Again functioning in direct opposition to the earlier book,
Satchel Paige seems to be a better short story than it is a jumping off point to historical study. The baseball scenes are tautly portrayed, the bold lines on the page during action breaking the visual stillness with a flood of vibrancy similar to the way sudden movement rips into the static look of a baseball diamond. Satchel Paige cuts a heroic rather than a clownish profile here, and the comic is effective in its myth-making (see below). The removal the reader feels necessary to build this spectator's view of Paige makes the direct subject matter slippery to the grasp; the mythic portrayal is so complete it doesn't ask any questions as to the details of its subject's life, the intricacies and ironies. He's perfect just the way he is, seen from the grandstand, felt in the clapping of the crowds and the stomping of the feet in the poorer sections of the small stadium where most of the action takes place.
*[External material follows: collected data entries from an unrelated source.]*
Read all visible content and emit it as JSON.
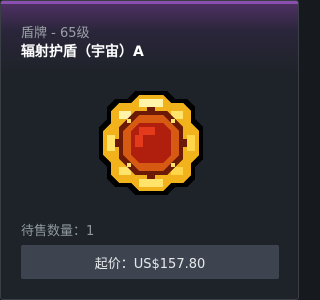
{
  "item": {
    "type_label": "盾牌 - 65级",
    "name": "辐射护盾（宇宙）A"
  },
  "listing": {
    "quantity_label": "待售数量：",
    "quantity": "1",
    "price_button": "起价：US$157.80"
  },
  "icon": "cosmic-radiation-shield-pixel-icon",
  "colors": {
    "rarity_accent": "#8b4fb0",
    "card_bg": "#1e2329",
    "button_bg": "#3d4450"
  }
}
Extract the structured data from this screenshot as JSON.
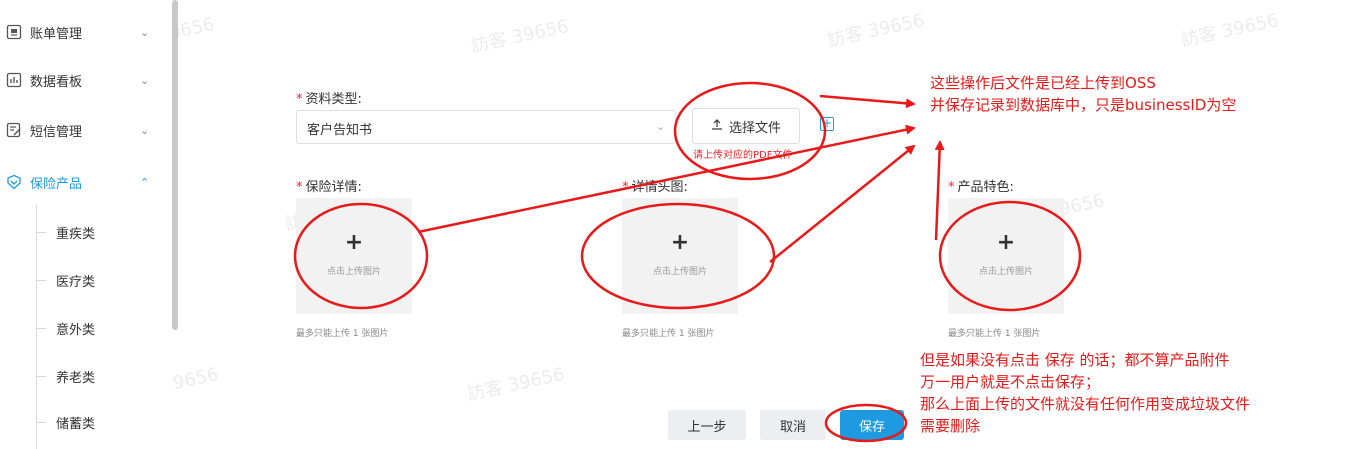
{
  "sidebar": {
    "menu": [
      {
        "label": "账单管理",
        "icon": "bill-icon",
        "caret": "⌄"
      },
      {
        "label": "数据看板",
        "icon": "chart-icon",
        "caret": "⌄"
      },
      {
        "label": "短信管理",
        "icon": "sms-icon",
        "caret": "⌄"
      },
      {
        "label": "保险产品",
        "icon": "shield-icon",
        "caret": "⌃",
        "active": true
      }
    ],
    "sub_items": [
      "重疾类",
      "医疗类",
      "意外类",
      "养老类",
      "储蓄类"
    ]
  },
  "form": {
    "doc_type_label": "资料类型:",
    "doc_type_value": "客户告知书",
    "select_file_label": "选择文件",
    "file_tip": "请上传对应的PDF文件",
    "plus": "+",
    "uploads": [
      {
        "label": "保险详情:",
        "button_text": "点击上传图片",
        "hint": "最多只能上传 1 张图片"
      },
      {
        "label": "详情头图:",
        "button_text": "点击上传图片",
        "hint": "最多只能上传 1 张图片"
      },
      {
        "label": "产品特色:",
        "button_text": "点击上传图片",
        "hint": "最多只能上传 1 张图片"
      }
    ],
    "required_mark": "*"
  },
  "buttons": {
    "prev": "上一步",
    "cancel": "取消",
    "save": "保存"
  },
  "annotations": {
    "top_note": [
      "这些操作后文件是已经上传到OSS",
      "并保存记录到数据库中，只是businessID为空"
    ],
    "bottom_note": [
      "但是如果没有点击 保存 的话；都不算产品附件",
      "万一用户就是不点击保存；",
      "那么上面上传的文件就没有任何作用变成垃圾文件",
      "需要删除"
    ]
  },
  "watermark": "訪客 39656",
  "colors": {
    "accent": "#1e9be0",
    "annotation": "#e81919",
    "required": "#f5222d"
  }
}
What this does, however, is put a great deal of pressure -- maybe too much -- on Paige's symbolic value as a figure above or even counter to the specific brand of extreme racism experienced in the American South in the first half of the 20th Century. The poetic shorthand that serves the portrayal of Satchel Paige so well when he's bearing down on an opponent feels like it lacks the kind of rigorous detail one might desire when it comes to describing the life of the sharecropper/protagonist who serves as narrator. And although one can see the logic in making Paige a figure that might transcend the culture of oppression in which so many struggled to give people hope that they or their children might find a life's calling at the outer edge of their ability, I'm not sure the structure of the narrative makes the case that this could have truly been the case for more than a very few people. For those of us that know of Paige's major league baseball career, it's clear from the flashes of brilliance he showed as a 42-year-old rookie and even beyond that in the end he suffered, too.